Он схватил ее, поднял и прижал к своей груди.
Я не помню, что было дальше… Я понеслась, как бешеная горная лошадка, по тенистым аллеям нашего сада, не в силах удержать порыв счастья, захватившего могучей волной мое детское сердечко…
Я носилась, задыхаясь, плача и смеясь в одно и то же время… Я была счастлива, как никогда…
Успокоившись, я вернулась в комнату и увидела мать, сидящую у ног деда… Его рука лежала на ее чернокудрой голове, и в глазах обоих сияла радость.
Отец, вернувшийся во время моей бешеной скачки по саду, подхватил меня на руки и покрыл мое лицо десятком самых горячих и нежных поцелуев… Он был так счастлив за маму, мой гордый и чудный отец!
Это был лучший день в моей жизни. Это было первое настоящее, сознательное счастье!
Вечером у моей постельки они собрались все трое – отец, мать, дед, и я, соединив их большие руки в моих крошечных кулаках, я заснула под тихий шепот ласкового говора…
Новая, чудесная, мирная жизнь воцарилась под нашей кровлей.

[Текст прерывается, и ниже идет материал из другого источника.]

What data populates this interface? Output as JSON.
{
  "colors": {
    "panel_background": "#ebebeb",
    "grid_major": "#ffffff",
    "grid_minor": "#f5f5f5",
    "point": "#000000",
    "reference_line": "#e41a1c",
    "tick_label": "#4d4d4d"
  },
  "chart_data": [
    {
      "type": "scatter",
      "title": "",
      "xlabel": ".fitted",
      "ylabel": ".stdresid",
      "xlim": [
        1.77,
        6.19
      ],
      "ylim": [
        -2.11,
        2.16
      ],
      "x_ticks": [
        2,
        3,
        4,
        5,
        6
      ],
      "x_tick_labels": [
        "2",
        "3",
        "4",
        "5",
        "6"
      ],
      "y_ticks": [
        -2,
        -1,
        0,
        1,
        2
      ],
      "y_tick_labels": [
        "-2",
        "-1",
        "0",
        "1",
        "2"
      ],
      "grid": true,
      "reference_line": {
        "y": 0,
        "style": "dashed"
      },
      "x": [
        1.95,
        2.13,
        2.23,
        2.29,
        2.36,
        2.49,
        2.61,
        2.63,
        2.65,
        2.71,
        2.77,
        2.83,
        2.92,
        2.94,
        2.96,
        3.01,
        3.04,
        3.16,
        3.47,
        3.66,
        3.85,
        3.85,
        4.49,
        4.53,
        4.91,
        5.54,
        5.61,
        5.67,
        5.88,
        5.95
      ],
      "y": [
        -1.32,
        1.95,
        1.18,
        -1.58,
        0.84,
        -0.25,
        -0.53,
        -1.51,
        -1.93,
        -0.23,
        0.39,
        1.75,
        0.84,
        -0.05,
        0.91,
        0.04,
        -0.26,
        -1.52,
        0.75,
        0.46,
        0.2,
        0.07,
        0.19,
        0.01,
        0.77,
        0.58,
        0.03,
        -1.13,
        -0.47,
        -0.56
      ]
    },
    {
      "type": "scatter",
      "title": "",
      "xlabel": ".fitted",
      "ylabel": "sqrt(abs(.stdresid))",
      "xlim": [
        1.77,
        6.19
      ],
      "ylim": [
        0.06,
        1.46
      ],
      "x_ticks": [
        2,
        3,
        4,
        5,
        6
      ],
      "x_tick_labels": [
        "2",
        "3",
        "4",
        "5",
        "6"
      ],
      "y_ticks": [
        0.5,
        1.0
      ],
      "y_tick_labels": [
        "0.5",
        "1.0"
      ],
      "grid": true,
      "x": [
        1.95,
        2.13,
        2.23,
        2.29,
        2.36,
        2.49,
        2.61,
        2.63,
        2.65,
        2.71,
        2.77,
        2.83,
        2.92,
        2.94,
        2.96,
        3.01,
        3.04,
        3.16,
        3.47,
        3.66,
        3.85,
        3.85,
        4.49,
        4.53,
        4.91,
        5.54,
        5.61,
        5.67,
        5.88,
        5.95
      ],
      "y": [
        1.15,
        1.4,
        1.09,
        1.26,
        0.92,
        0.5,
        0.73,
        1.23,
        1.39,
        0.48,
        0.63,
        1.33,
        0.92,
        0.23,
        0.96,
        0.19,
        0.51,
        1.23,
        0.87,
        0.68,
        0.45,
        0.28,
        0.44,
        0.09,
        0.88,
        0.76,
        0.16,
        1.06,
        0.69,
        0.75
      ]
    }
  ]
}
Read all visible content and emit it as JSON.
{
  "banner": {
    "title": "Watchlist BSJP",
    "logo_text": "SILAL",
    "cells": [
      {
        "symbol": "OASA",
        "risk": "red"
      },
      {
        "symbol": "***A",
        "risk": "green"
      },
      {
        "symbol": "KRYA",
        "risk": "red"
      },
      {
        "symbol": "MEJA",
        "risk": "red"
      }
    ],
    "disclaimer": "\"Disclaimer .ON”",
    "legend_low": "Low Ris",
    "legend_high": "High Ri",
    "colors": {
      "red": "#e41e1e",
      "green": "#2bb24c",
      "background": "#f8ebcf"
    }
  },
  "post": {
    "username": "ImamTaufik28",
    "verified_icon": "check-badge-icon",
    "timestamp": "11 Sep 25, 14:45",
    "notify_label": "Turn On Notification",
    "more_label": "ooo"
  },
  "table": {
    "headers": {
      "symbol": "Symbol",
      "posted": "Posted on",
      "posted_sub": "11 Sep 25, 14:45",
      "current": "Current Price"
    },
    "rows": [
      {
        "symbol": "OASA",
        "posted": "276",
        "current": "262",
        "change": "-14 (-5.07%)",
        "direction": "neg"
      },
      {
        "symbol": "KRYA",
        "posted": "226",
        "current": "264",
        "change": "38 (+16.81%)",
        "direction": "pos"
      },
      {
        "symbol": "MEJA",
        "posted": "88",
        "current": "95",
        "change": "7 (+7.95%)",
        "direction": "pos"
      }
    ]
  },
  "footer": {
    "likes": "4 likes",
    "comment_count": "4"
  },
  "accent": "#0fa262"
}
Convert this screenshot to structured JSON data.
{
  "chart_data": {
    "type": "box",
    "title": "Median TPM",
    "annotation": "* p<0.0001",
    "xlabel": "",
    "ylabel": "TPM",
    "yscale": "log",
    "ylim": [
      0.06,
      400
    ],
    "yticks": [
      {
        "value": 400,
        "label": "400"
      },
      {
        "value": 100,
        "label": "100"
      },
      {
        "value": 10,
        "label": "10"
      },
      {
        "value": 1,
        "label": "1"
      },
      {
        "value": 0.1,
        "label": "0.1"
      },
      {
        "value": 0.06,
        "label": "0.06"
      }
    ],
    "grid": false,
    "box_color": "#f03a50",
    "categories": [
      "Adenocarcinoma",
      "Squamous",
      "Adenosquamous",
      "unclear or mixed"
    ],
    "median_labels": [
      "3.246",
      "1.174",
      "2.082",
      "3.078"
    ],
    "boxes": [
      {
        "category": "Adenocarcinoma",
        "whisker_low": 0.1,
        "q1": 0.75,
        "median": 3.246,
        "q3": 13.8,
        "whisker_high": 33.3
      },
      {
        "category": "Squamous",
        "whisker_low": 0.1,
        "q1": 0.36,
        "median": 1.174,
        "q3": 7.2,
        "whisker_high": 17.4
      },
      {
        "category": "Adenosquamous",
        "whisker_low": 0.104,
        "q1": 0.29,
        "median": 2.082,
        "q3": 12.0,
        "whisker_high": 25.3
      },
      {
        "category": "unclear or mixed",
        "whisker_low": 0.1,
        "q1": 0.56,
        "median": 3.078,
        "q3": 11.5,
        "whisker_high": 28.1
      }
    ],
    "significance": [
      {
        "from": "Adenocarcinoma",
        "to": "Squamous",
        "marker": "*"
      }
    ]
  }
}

Дед Магомет чаще приезжал из аула, один или с Бэллой, моей молоденькой теткой – участницей моих детских игр и проказ.
Но счастье длилось недолго. Прошло несколько месяцев после того блаженного дня, как вдруг моя дорогая мама тяжко заболела и скончалась. Говорят, она зачахла от тоски по родному аулу, который не могла навещать, боясь оскорблений со стороны фанатиков-татар и старого муллы.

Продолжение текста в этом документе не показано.